Various faculty members also made it convenient to come to the site and encourage the students.

Saturday, 14th Jan’ 2017 (10:00AM – 05:00AM):

On the second day, the sub-grade of the pathway was made ready by repeated ramming and watering of the base. Broken cement mortar pieces and broken brick bats lying astray near to the work site were brought by arranging relay-lines. Two alternate layers of each (of about 3” each) were laid and watered and rammed in place. Then followed layers of sand, which was also compacted in similar fashion.

A group of students were then assigned with designing on-situ a design pattern for the flooring. For this they marked with chalk a simple pattern on the adjacent basket-ball court and created a mock layout with bottles and bricks in exact (1:1) scale. This was done in a manner so as to facilitate part by part transfer of the both (bottles and bricks) to the actual place of work.
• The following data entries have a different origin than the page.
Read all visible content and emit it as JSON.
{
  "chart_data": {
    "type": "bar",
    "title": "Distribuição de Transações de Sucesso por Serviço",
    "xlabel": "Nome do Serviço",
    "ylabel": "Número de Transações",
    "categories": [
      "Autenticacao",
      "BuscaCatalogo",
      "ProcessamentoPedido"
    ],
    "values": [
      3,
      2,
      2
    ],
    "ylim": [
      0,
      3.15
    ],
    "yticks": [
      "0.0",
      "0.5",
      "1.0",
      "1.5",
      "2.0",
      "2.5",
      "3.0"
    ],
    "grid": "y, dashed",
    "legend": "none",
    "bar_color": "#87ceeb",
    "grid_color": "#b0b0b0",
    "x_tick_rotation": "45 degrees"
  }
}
Post lunch, the final work of flooring of the pathway began. Initially the final level of the pathway was checked with water level and fixed with pegs and strings. Then the bricks were laid, for which students prepared cement mortar in ratio of (1:6) and help of an experienced mason was taken. After compartmentalization of the pathway was done using bricks, the bottles began to be laid. Laying the bottles was quite a tedious process, as it involved repeated placing and replacing the bottles and filling in the voids with sand. It took more than two (2) hours of patient labour to accomplish the task. Then the finished pathway was heavily watered to settle in the sand and bring compaction. The exposed edge of the earth bag embankment was simultaneously given a 45 degree (1:1) slope. For this again wasted broken brick bats available in near vicinity were used. Two relay lines of students dumped in more than hundred (100) baskets of broken brick bats, on the edge of the embankment. On top of the broken brick bats, larger pieces of earth and gravels (left-over from sieving of excavated earth) were dumped. As the desired gradient was obtained, the slope was thoroughly watered to settle the debris in place and provide strength.

An important work was to clear the adjacent basketball court and its premises of the remains of the two day work. So a group of eight (8) students engaged themselves, firstly to remove and re-stock all the unused materials to the temporary experimental construction yard and secondly to clean by sweeping and washing the basketball field. Another group of four (4) students collected and stocked back the equipments brought from the construction laboratory. The work was accomplished and all rejoiced by sharing beverages from the college canteen.


As envisaged the workshop proved to be a first hand learning experience for students, who enjoyed it thoroughly full of zest and energy. A well-defined stretch of part pathway – as a model approach for complete stretch development – was the main physical output of the workshop. The workshop was jointly conducted with the IGBC students’ chapter of PMCA, to showcase involvement of green reuse of scrap materials, in eco-friendly construction activities of the college.

Following the workshop a group of twenty (20) students were further selected, on the basis of their performance, for participating in another workshop at Jatin Das Cultural Academy (JDCA), Bhubaneswar held between 20.01.2017 – 22.01.2017. There our students in collaboration with students from Department of Architecture, College of Engineering & Technology (CET), Bhubaneswar and Department of Architecture, Sri Sri University (SSU), Cuttack constructed two sculpted walls using the scrap materials available on the site.